On a general note, these horses don’t really mind kids, pets, or loud noises. Their calm temperament is usually attributed to their time as war horses. This ultimately required them to stay calm in any situation, no matter how chaotic it was.
The Shire horse’s worldwide population is now less than 1500
Prior to machines taking over as workhorses of agriculture, Shires were well regarded for their incredible pulling power. Since horses aren’t needed anymore to pull drafts, Shire horses have joined the endangered horse breed list – especially in the UK, Canada, and the US. It is now estimated that less than 1500 Shire horses exist worldwide, making them an endangered animal.
The Shire horse is a working horse
It is almost impossible to beat the work ethic and sheer strength that is rightly attributed to the Shire horse. They are quick learners and they love to please at any cost. This horse is capable of pulling and plowing. They’re also so simple to train as riding horses. As far as they are well conditioned, they will be able to work for a long time on the fields or anywhere else.
As recreational horses, Shire horses are quite expensive
Pure Shire horses can command high prices. Stud fees for stallions are normally advertised for between $400 – $600. Even the mixed Shire breeds can command prices of up to $5,000 – $10,000.
Even though not everyone will be able to handle the Shire horse because of its height, a lot of people have found that having the Shire is a very rewarding experience – especially if you’re a heavy rider.
Shire horses require extra grooming
Even though the feathering on the ankles of the shire horse is beautiful, it still needs regular grooming. A major reason why this is done is to prevent a bacterial infection known as dew poisoning or mud fever.
It leads to the horse having crusty scabbing on its ankles which can be painful. The most effective way of avoiding this infection is by keeping the horse dry as well as treating any signs or symptoms of infection with antibiotics as soon as possible.
The Shire horse’s name comes from the place it originated from
“Shire” is actually a reflection of the place the breed originated from – rural shires like Lincolnshire and Cambridgeshire.

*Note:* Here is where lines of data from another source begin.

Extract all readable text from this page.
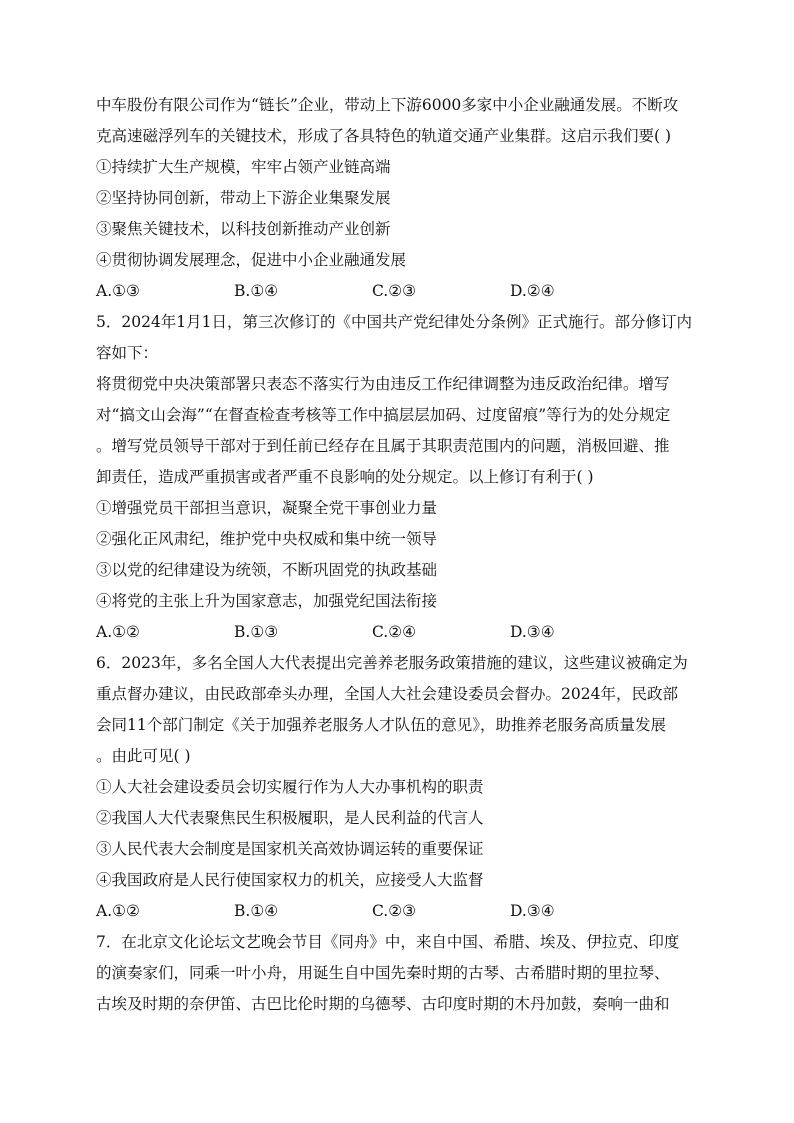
中车股份有限公司作为“链长”企业，带动上下游6000多家中小企业融通发展。不断攻
克高速磁浮列车的关键技术，形成了各具特色的轨道交通产业集群。这启示我们要( )
①持续扩大生产规模，牢牢占领产业链高端
②坚持协同创新，带动上下游企业集聚发展
③聚焦关键技术，以科技创新推动产业创新
④贯彻协调发展理念，促进中小企业融通发展
A.①③	B.①④	C.②③	D.②④
5．2024年1月1日，第三次修订的《中国共产党纪律处分条例》正式施行。部分修订内
容如下：
将贯彻党中央决策部署只表态不落实行为由违反工作纪律调整为违反政治纪律。增写
对“搞文山会海”“在督查检查考核等工作中搞层层加码、过度留痕”等行为的处分规定
。增写党员领导干部对于到任前已经存在且属于其职责范围内的问题，消极回避、推
卸责任，造成严重损害或者严重不良影响的处分规定。以上修订有利于( )
①增强党员干部担当意识，凝聚全党干事创业力量
②强化正风肃纪，维护党中央权威和集中统一领导
③以党的纪律建设为统领，不断巩固党的执政基础
④将党的主张上升为国家意志，加强党纪国法衔接
A.①②	B.①③	C.②④	D.③④
6．2023年，多名全国人大代表提出完善养老服务政策措施的建议，这些建议被确定为
重点督办建议，由民政部牵头办理，全国人大社会建设委员会督办。2024年，民政部
会同11个部门制定《关于加强养老服务人才队伍的意见》，助推养老服务高质量发展
。由此可见( )
①人大社会建设委员会切实履行作为人大办事机构的职责
②我国人大代表聚焦民生积极履职，是人民利益的代言人
③人民代表大会制度是国家机关高效协调运转的重要保证
④我国政府是人民行使国家权力的机关，应接受人大监督
A.①②	B.①④	C.②③	D.③④
7．在北京文化论坛文艺晚会节目《同舟》中，来自中国、希腊、埃及、伊拉克、印度
的演奏家们，同乘一叶小舟，用诞生自中国先秦时期的古琴、古希腊时期的里拉琴、
古埃及时期的奈伊笛、古巴比伦时期的乌德琴、古印度时期的木丹加鼓，奏响一曲和
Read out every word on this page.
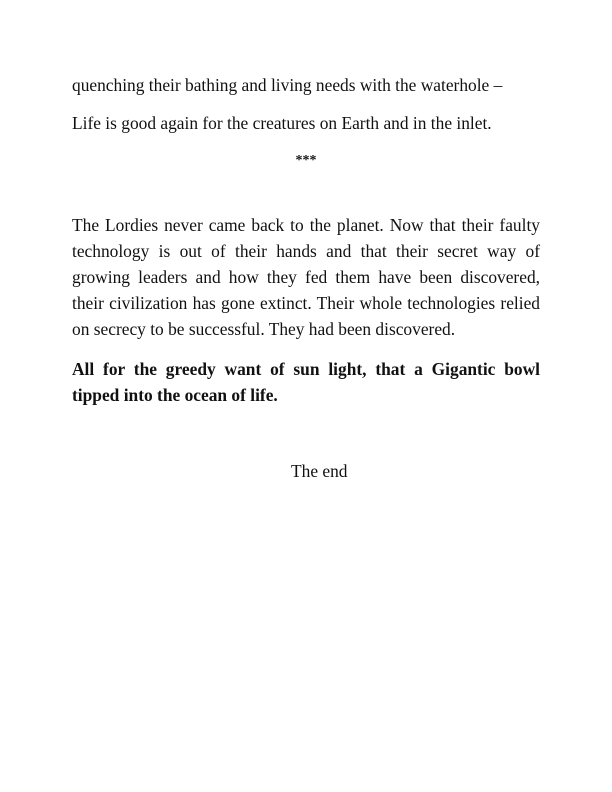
quenching their bathing and living needs with the waterhole –

Life is good again for the creatures on Earth and in the inlet.

***

The Lordies never came back to the planet. Now that their faulty technology is out of their hands and that their secret way of growing leaders and how they fed them have been discovered, their civilization has gone extinct. Their whole technologies relied on secrecy to be successful. They had been discovered.

All for the greedy want of sun light, that a Gigantic bowl tipped into the ocean of life.

The end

Shire horses usually vary in color
This horse comes in different colors that include black, gray, chestnut, and bay. However, the UK breed doesn’t allow or provide for the chestnut color.
Feeding your Shire horse
Shire horses actually require more food than most of the other horse breeds because of their large size. It is advisable that you find out the most balanced diet for your horse. This is because the Shire will need enough nutrient requirements and this can vary according to age and the stages of development.